Sunday, January 21, 2024

Smocked Knits

Tis the season for hand knits.

I have been spending a fair amount of time in the evenings sitting on the couch with Mr. Valentino, who seems to be most comfortable in that particular spot.  In the past, he would bolt from my lap as soon as the yarn touched him; these days, he refuses to be rousted for almost anything - which means that I have had plenty of time for knitting.

But I wanted something that would not require a massive amount of attention.  I found this Smock Top Sweater pattern on Ravelry.  I can't recall exactly what my search terms were, but I have been very into turtlenecks as of late, so I suspect that was what led me to this pattern.

I was also intrigued by the smocked pattern and how that might be accomplished.  But since the majority of the sweater was a simple 2X2 rib pattern, I figured I could space out and relax with an easy knitting project.

The only real change that I made was to keep that smocked detail going all the way to the shoulder.  As the pattern reads, that detail stops at the neck decreases, but I thought that the design would look better to continue the detail all the way through the top of the sweater front.

Because this sweater is made of a ribbed knit, the pieces were looking rather narrow as they were completed.  I made a gauge swatch before casting on, but to check how stretchy this yarn/ribbing combination actually was, I pinned it to my dress form.

Which made it look more appropriately sized.

The pattern calls for a gentle blocking prior to stitching all of the pieces together, but that seemed like way too much trouble to me!

I waited until everything was seamed together before giving the sweater a gentle soak in soapy water.

And the simple process of being dunked in water stretched the ribbing slightly.

The smocked bit, however, wanted to pull inward, so I placed a couple of pins to keep that part stretched to the width of my shoulders.

That worked great.  The shoulders now sit wide enough on my body and don't pull inward.

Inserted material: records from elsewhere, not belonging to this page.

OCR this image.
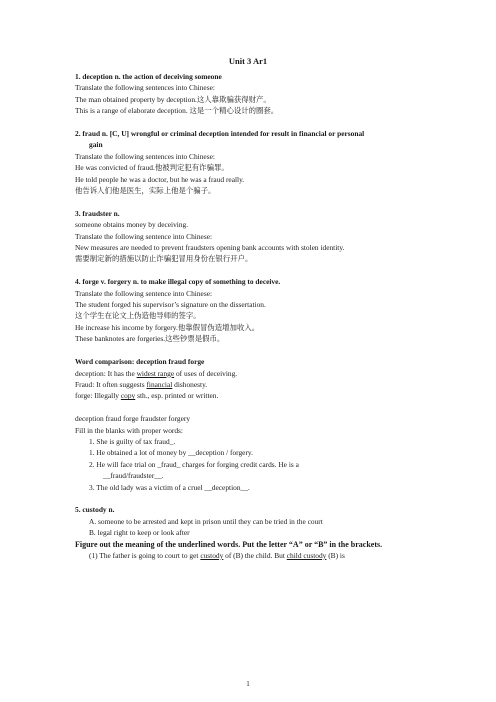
Unit 3 Ar1

1. deception n. the action of deceiving someone

Translate the following sentences into Chinese:

The man obtained property by deception.这人靠欺骗获得财产。

This is a range of elaborate deception. 这是一个精心设计的圈套。

2. fraud n. [C, U] wrongful or criminal deception intended for result in financial or personal

gain

Translate the following sentences into Chinese:

He was convicted of fraud.他被判定犯有诈骗罪。

He told people he was a doctor, but he was a fraud really.

他告诉人们他是医生，实际上他是个骗子。

3. fraudster n.

someone obtains money by deceiving.

Translate the following sentence into Chinese:

New measures are needed to prevent fraudsters opening bank accounts with stolen identity.

需要制定新的措施以防止诈骗犯冒用身份在银行开户。

4. forge v. forgery n. to make illegal copy of something to deceive.

Translate the following sentence into Chinese:

The student forged his supervisor’s signature on the dissertation.

这个学生在论文上伪造他导师的签字。

He increase his income by forgery.他靠假冒伪造增加收入。

These banknotes are forgeries.这些钞票是假币。

Word comparison: deception fraud forge

deception: It has the widest range of uses of deceiving.

Fraud: It often suggests financial dishonesty.

forge: Illegally copy sth., esp. printed or written.

deception fraud forge fraudster forgery

Fill in the blanks with proper words:

1. She is guilty of tax fraud_.

1. He obtained a lot of money by __deception / forgery.

2. He will face trial on _fraud_ charges for forging credit cards. He is a

__fraud/fraudster__.

3. The old lady was a victim of a cruel __deception__.

5. custody n.

A. someone to be arrested and kept in prison until they can be tried in the court

B. legal right to keep or look after

Figure out the meaning of the underlined words. Put the letter “A” or “B” in the brackets.

(1) The father is going to court to get custody of (B) the child. But child custody (B) is

1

This was a fun project.  I know some people dread more than a few inches of ribbing at the hem and cuff, but I find it rather relaxing.  I wouldn't be against making another one of these in a different color if the right yard came along.  Honestly, the most annoying part of the process was waiting for the wool to dry on the blocking board.

And I do believe that this sweater will make an excellent addition to my collection of hand knits!


  1. This is so impressive. It is lovely.

  2. This is beautiful! What type of yarn did you use?

    1. It's Gloss Fingering from KnitPicks; I can't speak to how well it will wear, but it was very nice to work with.